Auch für die rund 70.000 Evakuierten aus der 20-Kilometer-Zone um die havarierten Atommeiler wird der Ausnahmezustand zur ungewollten Normalität. „Sie sollten sich darauf einstellen, dass sie langfristig nicht in ihre Häuser zurückkehren können“, sagte Edano. Eine Ausweitung der Zone machte Edano von den Strahlenwerten abhängig. Eine Vergrößerung des Evakuierungsradius um nur 10 Kilometer würde jedoch bedeuten, dass weitere 137.000 Personen weichen müssen. Botschaften in Tokio wie die der USA fordern ihre Bürger gar auf, sich nicht im 80-Kilometer Umkreis aufzuhalten. Eine Evakuierung eines so großen Gebietes würde Großstädte betreffen wie das 53 Kilometer entfernte Iwaki (342.000 Einwohner), Kooriyama (57 Kilometer, 340.000 Einwohner) und Fukushima (75 Kilometer, 292.000).

Die Internationale Atomenergiebehörde (IAEO) in Wien hatte in dem Dorf Iitate 40 Kilometer vom Atomkraftwerk entfernt eine radioaktive Strahlung von 200.000 bis 900.000 Becquerel durch Jod-131 und Cäsium-137 gemessen. Daher müssten die Menschen evakuiert werden, forderte die IAEO. Doch die japanische Atomsicherheitskommission Nisa hatte 163.000 Becquerel gemessen. Behördensprecher Seiji Shiroya führte den Unterschied darauf zurück, dass die IAEO die Strahlung auf einem Quadratmeter Gras, Nisa hingegen in einem Kilogramm Boden ausgewertet habe. „Unsere Kriterien für die Evakuierung sind die Strahlenwerte in der Luft, im Staub und in der Nahrung. Das sagt mehr über die Wirkung auf Menschen aus“, betonte ein Nisa-Sprecher.
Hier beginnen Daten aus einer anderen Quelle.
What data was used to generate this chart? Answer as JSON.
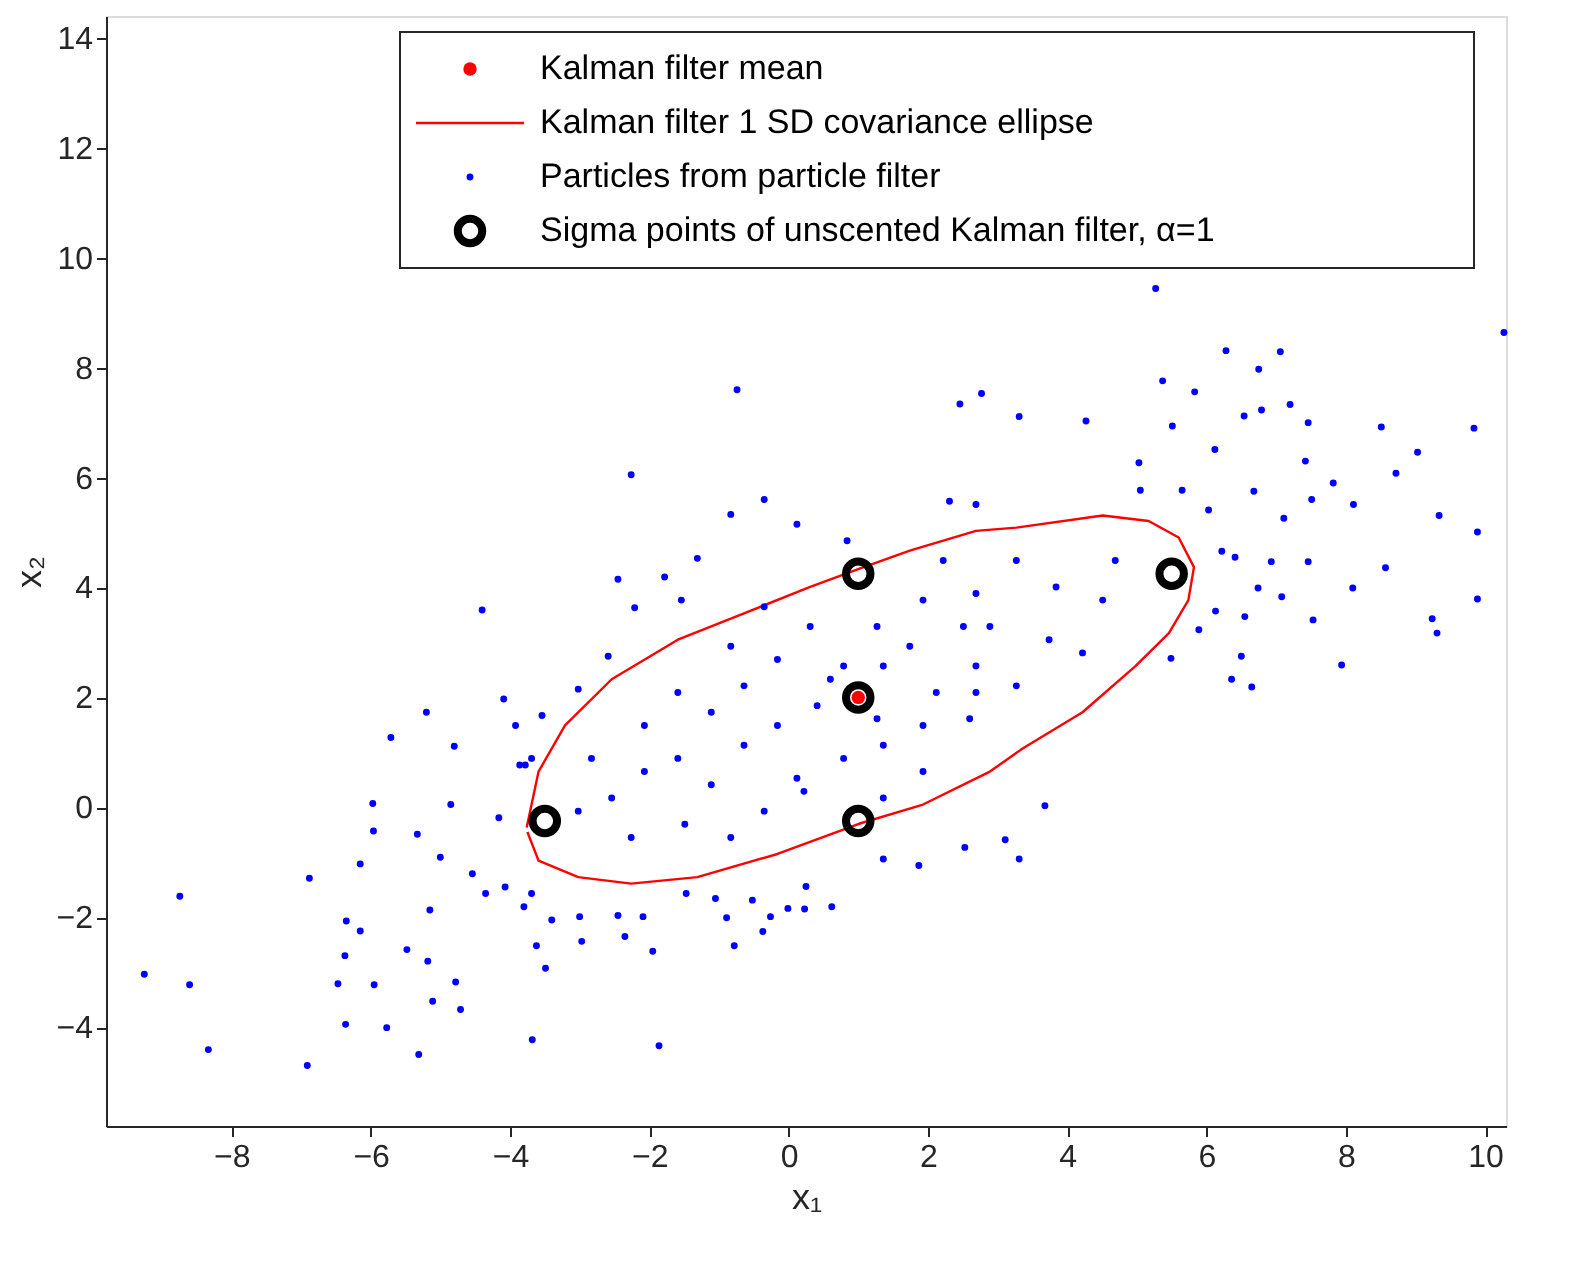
{
  "chart_data": {
    "type": "scatter",
    "xlabel": "x₁",
    "ylabel": "x₂",
    "xlim": [
      -9.8,
      10.3
    ],
    "ylim": [
      -5.8,
      14.4
    ],
    "xticks": [
      -8,
      -6,
      -4,
      -2,
      0,
      2,
      4,
      6,
      8,
      10
    ],
    "yticks": [
      -4,
      -2,
      0,
      2,
      4,
      6,
      8,
      10,
      12,
      14
    ],
    "legend": "top right",
    "series": [
      {
        "name": "Kalman filter mean",
        "color": "#ff0000",
        "marker": "circle",
        "x": [
          1
        ],
        "values": [
          2
        ]
      },
      {
        "name": "Kalman filter 1 SD covariance ellipse",
        "color": "#ff0000",
        "type": "line",
        "x": [
          -3.76,
          -3.59,
          -3.21,
          -2.54,
          -1.59,
          -0.64,
          0.31,
          1.01,
          1.74,
          2.69,
          3.27,
          4.51,
          5.17,
          5.6,
          5.82,
          5.74,
          5.46,
          4.98,
          4.22,
          3.36,
          2.89,
          1.93,
          1.01,
          -0.16,
          -1.31,
          -2.26,
          -3.02,
          -3.59,
          -3.75
        ],
        "values": [
          -0.37,
          0.65,
          1.49,
          2.33,
          3.05,
          3.53,
          4.01,
          4.34,
          4.67,
          5.03,
          5.09,
          5.31,
          5.21,
          4.91,
          4.37,
          3.77,
          3.17,
          2.57,
          1.73,
          1.07,
          0.65,
          0.05,
          -0.3,
          -0.85,
          -1.27,
          -1.39,
          -1.27,
          -0.97,
          -0.45
        ]
      },
      {
        "name": "Particles from particle filter",
        "color": "#0000ff",
        "marker": "circle",
        "x": [
          -4.4,
          -5.2,
          -5.71,
          -4.8,
          -4.09,
          -6.88,
          -8.74,
          -9.25,
          -8.6,
          -8.33,
          -6.91,
          -6.35,
          -6.15,
          -6.37,
          -6.47,
          -5.95,
          -6.36,
          -5.77,
          -5.31,
          -5.11,
          -4.78,
          -4.71,
          -5.18,
          -5.48,
          -5.15,
          -5.96,
          -5.97,
          -6.15,
          -5.33,
          -4.85,
          -5.0,
          -4.54,
          -4.35,
          -4.07,
          -3.69,
          -3.62,
          -3.49,
          -3.68,
          -4.16,
          -3.69,
          -3.86,
          -1.86,
          -2.97,
          -1.95,
          -2.35,
          -0.78,
          -0.37,
          -0.89,
          -0.52,
          -0.01,
          0.23,
          0.62,
          0.25,
          1.36,
          1.87,
          3.11,
          3.31,
          3.68,
          2.53,
          -3.0,
          -3.4,
          -3.8,
          -2.45,
          -2.09,
          -1.47,
          -1.05,
          -0.26,
          10.27,
          6.28,
          6.75,
          5.37,
          5.83,
          7.2,
          6.79,
          6.54,
          7.46,
          8.51,
          9.84,
          5.51,
          6.12,
          9.03,
          7.42,
          8.72,
          7.82,
          6.68,
          7.51,
          8.11,
          9.34,
          7.11,
          6.03,
          5.65,
          5.05,
          5.03,
          6.22,
          6.41,
          6.93,
          7.46,
          8.57,
          9.89,
          6.74,
          7.08,
          8.1,
          9.89,
          7.53,
          6.55,
          6.5,
          6.36,
          6.65,
          7.94,
          9.24,
          9.31,
          6.13,
          5.89,
          5.49,
          5.27,
          2.77,
          3.31,
          4.27,
          2.46,
          7.06,
          -0.35,
          -0.83,
          0.12,
          0.84,
          -2.45,
          -1.78,
          -1.31,
          -1.54,
          -2.21,
          -2.59,
          -3.02,
          -3.54,
          -3.78,
          -3.92,
          2.31,
          2.69,
          -2.26,
          -0.74,
          -2.54,
          -2.07,
          -1.59,
          -1.11,
          -0.64,
          -0.16,
          0.12,
          0.41,
          0.6,
          1.36,
          1.74,
          2.12,
          2.51,
          1.93,
          1.27,
          0.31,
          -0.16,
          -0.64,
          -1.11,
          -1.59,
          -2.07,
          -2.83,
          -3.02,
          -2.26,
          -1.49,
          -0.83,
          -0.35,
          0.22,
          0.79,
          1.36,
          1.93,
          2.69,
          2.69,
          2.22,
          -0.35,
          -0.83,
          1.27,
          0.79,
          1.93,
          1.36,
          3.27,
          3.84,
          4.51,
          3.74,
          2.89,
          3.27,
          4.22,
          4.69,
          2.69,
          2.6
        ],
        "values": [
          3.59,
          1.73,
          1.27,
          1.11,
          1.97,
          -1.29,
          -1.62,
          -3.04,
          -3.23,
          -4.41,
          -4.7,
          -2.07,
          -2.25,
          -2.7,
          -3.21,
          -3.23,
          -3.95,
          -4.01,
          -4.5,
          -3.53,
          -3.18,
          -3.68,
          -2.8,
          -2.59,
          -1.87,
          -0.43,
          0.07,
          -1.03,
          -0.49,
          0.05,
          -0.91,
          -1.21,
          -1.57,
          -1.45,
          -1.57,
          -2.52,
          -2.93,
          -4.23,
          -0.19,
          0.89,
          0.77,
          -4.34,
          -2.44,
          -2.62,
          -2.35,
          -2.52,
          -2.26,
          -2.01,
          -1.69,
          -1.84,
          -1.85,
          -1.81,
          -1.44,
          -0.94,
          -1.06,
          -0.59,
          -0.94,
          0.03,
          -0.73,
          -1.99,
          -2.05,
          -1.81,
          -1.97,
          -1.99,
          -1.57,
          -1.66,
          -1.99,
          8.64,
          8.31,
          7.97,
          7.76,
          7.56,
          7.33,
          7.23,
          7.12,
          7.0,
          6.92,
          6.9,
          6.94,
          6.51,
          6.46,
          6.3,
          6.08,
          5.9,
          5.75,
          5.6,
          5.51,
          5.31,
          5.26,
          5.41,
          5.77,
          5.77,
          6.27,
          4.66,
          4.55,
          4.47,
          4.47,
          4.36,
          5.01,
          3.99,
          3.83,
          3.99,
          3.79,
          3.41,
          3.47,
          2.75,
          2.33,
          2.19,
          2.59,
          3.43,
          3.17,
          3.57,
          3.23,
          2.71,
          9.44,
          7.53,
          7.11,
          7.03,
          7.34,
          8.29,
          5.6,
          5.33,
          5.15,
          4.85,
          4.15,
          4.19,
          4.53,
          3.77,
          3.63,
          2.75,
          2.15,
          1.67,
          0.77,
          1.49,
          5.57,
          5.51,
          6.05,
          7.6,
          0.17,
          0.65,
          0.89,
          0.41,
          1.13,
          1.49,
          0.53,
          1.85,
          2.33,
          2.57,
          2.93,
          2.09,
          3.29,
          3.77,
          3.29,
          3.29,
          2.69,
          2.21,
          1.73,
          2.09,
          1.49,
          0.89,
          -0.07,
          -0.55,
          -0.31,
          -0.55,
          -0.07,
          0.29,
          0.89,
          1.13,
          1.49,
          2.09,
          3.89,
          4.49,
          3.65,
          2.93,
          1.61,
          2.57,
          0.65,
          0.17,
          4.49,
          4.01,
          3.77,
          3.05,
          3.29,
          2.21,
          2.81,
          4.49,
          2.57,
          1.61
        ]
      },
      {
        "name": "Sigma points of unscented Kalman filter, α=1",
        "color": "#000000",
        "marker": "circle",
        "x": [
          1,
          -3.5,
          5.5,
          1,
          1
        ],
        "values": [
          2,
          -0.25,
          4.25,
          -0.25,
          4.25
        ]
      }
    ]
  }
}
Der Bürgermeister von Iitate ließ sich davon überzeugen. „Einen halben Tag lang habe ich mir Sorgen gemacht, aber jetzt bin ich beruhigt“, sagte Norio Kanno. Die Regierung habe ihm versprochen, etwas gegen den verstrahlten Boden zu unternehmen. Eine 60-jährige Frau war weniger naiv. „Es ist gut, dass der Atomunfall international beobachtet wird“, meinte sie. Dadurch könne Japan nichts verschleiern. Professor Hiromi Yamazawa von der Universität Nagoya hält die Strahlenwerte für „ziemlich hoch“. Die Menschen sollten in ihren Häusern bleiben oder die Stadt verlassen. Fast die Hälfte der 6.500 Dorfbewohner ist bereits weg.